In the above community, if a mass emergency traps or injures just two percent of the inhabitants, there are instantly 2,000 victims, many with injuries. The telephones will fail from overload. Roads, bridges, electricity and other services may fail, hampering emergency services, and interfering with fuel and material supplies.

Say that only professionals respond to that mass emergency. Take 2000 victims. divide by 0.5 hours per rescue. The result is 1000 hours of rescues, divided by ten trucks, or about 100 hours. As many as three quarters of the victims could die while waiting for rescue. After an hour and a half, untreated victims of shock would begin to die. After one day, trapped children would begin to die of thirst. After two days, trapped adults and shut-ins would begin to die of thirst. Most of these deaths could be prevented by simple rescue and first-aid procedures. This is a heartbreaking situation for all concerned.

In these environments CERTs are far more effective than untrained civilians. With less than 40 hours of training, an amateur disaster service worker becomes qualified to perform about 95% of needed emergency services. This means that 95% of the rescues and life-saving triage and first-aid procedures can be completed in the "golden day," the first 24 hours when rescues and first-aid are most likely to succeed.
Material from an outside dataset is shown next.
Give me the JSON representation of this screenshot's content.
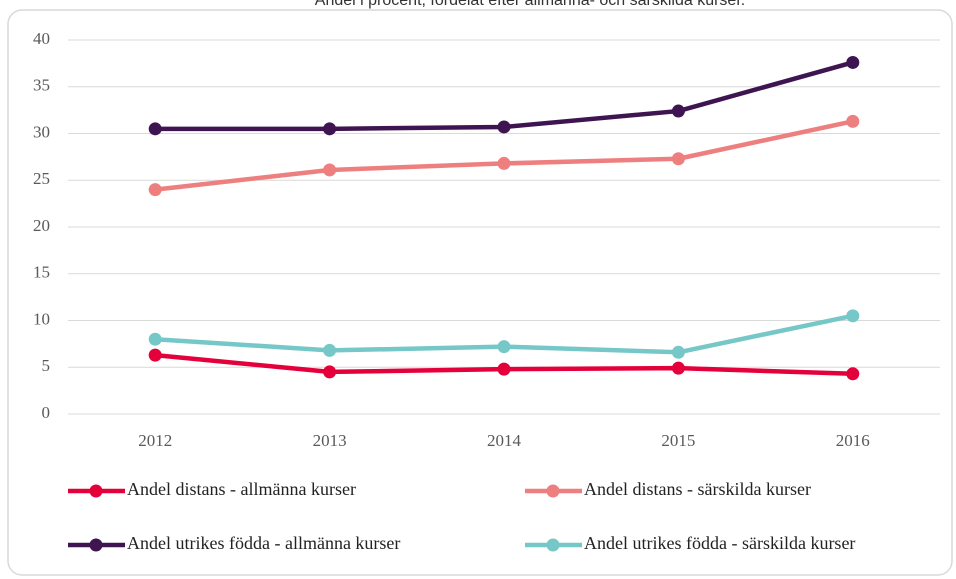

Physical fitness is not required for most CERT training or emergency activities. CERT members are instead trained to avoid hazards, and assign strenuous tasks to younger or fit members of the team.

In a major emergency, the community needs mass emergency services. Although amateurs are not able to work as skillfully as professionals, they are immensely better than nothing.

1 CERT organization

A local government, usually a city, divides its territory into neighborhoods. It then attempts to recruit a CERT in each neighborhood. Most governments with CERTs maintain a full-time community-service person as liaison to the volunteers that perform much of the rest of the organization.
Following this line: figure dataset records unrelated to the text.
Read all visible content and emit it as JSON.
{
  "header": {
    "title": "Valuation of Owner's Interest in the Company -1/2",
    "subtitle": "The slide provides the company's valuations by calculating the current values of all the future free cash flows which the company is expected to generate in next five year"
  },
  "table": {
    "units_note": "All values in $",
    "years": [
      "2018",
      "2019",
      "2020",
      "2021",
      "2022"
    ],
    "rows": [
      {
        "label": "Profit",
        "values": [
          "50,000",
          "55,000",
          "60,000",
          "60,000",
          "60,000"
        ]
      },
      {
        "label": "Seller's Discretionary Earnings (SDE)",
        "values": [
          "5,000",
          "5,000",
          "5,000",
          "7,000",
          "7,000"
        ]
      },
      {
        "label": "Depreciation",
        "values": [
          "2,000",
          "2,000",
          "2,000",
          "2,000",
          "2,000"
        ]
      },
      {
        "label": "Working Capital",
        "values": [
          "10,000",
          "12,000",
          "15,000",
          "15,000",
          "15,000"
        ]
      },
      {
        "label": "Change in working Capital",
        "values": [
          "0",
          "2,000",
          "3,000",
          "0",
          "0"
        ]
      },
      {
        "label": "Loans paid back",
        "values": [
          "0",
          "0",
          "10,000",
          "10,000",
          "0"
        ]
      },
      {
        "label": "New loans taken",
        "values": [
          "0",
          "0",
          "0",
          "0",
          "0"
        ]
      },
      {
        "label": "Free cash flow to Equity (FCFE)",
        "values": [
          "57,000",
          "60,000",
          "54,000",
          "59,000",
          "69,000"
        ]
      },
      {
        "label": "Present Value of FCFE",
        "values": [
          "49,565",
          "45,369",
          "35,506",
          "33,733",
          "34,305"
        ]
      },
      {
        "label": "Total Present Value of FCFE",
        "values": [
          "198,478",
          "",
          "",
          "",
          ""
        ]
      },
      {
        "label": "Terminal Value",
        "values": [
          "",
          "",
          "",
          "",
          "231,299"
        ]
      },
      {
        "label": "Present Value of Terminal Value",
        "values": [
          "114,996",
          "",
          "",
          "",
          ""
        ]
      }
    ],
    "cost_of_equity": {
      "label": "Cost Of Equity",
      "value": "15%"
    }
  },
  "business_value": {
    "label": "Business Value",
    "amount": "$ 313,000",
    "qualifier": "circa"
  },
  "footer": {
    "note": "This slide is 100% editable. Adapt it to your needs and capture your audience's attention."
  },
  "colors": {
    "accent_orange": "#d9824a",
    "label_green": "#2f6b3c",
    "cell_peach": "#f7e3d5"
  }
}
CERTs provide their own personnel, supplies, tools, organization and equipment, but they are activated by, trained by, promoted by and liaise with the government. They are temporary volunteer government workers, usually organized as auxiliaries to the fire department. In some areas, (such as California) during declared disasters, registered, activated CERT members are eligible for worker's compensation for on-the-job injuries.

A CERT consists of a neighborhood leader, block leaders, street teams, and specialist teams for search-and-rescue, triage and first aid, planning, communication, logistics, and shelter.

The city directly liaises with the neighborhood CERT leader through the CERT's organic communication team. In wealthy areas the communications may be by amateur radio, or dedicated telephone or fire-alarm networks. In poor areas, relays of bicycle-equipped runners can effectively carry mail between the districts and the city's emergency operations center.

The CERT's block leaders and street teams provide truly local organization with in-depth local knowledge that can quickly locate shut-ins and injured persons and dangers, and liase between the neighborhood's people and professional emergency workers. They take the information back to the neighborhood leader, who assigns persons to the needs of the moment.

In the short term, CERTs perform data gathering, especially to locate mass-casualties requiring professional response, or situations requiring professional rescues, simple fire-fighting tasks (e.g. small fires, turning off gas), light search and rescue, damage evaluation of structures, triage and first aid. In a slightly longer term, they evacuate injured people (using local vehicles, in an organized triaged fashion), and set up a neighborhood shelter and tent-city for food, sanitation and sleeping, usually in a local park.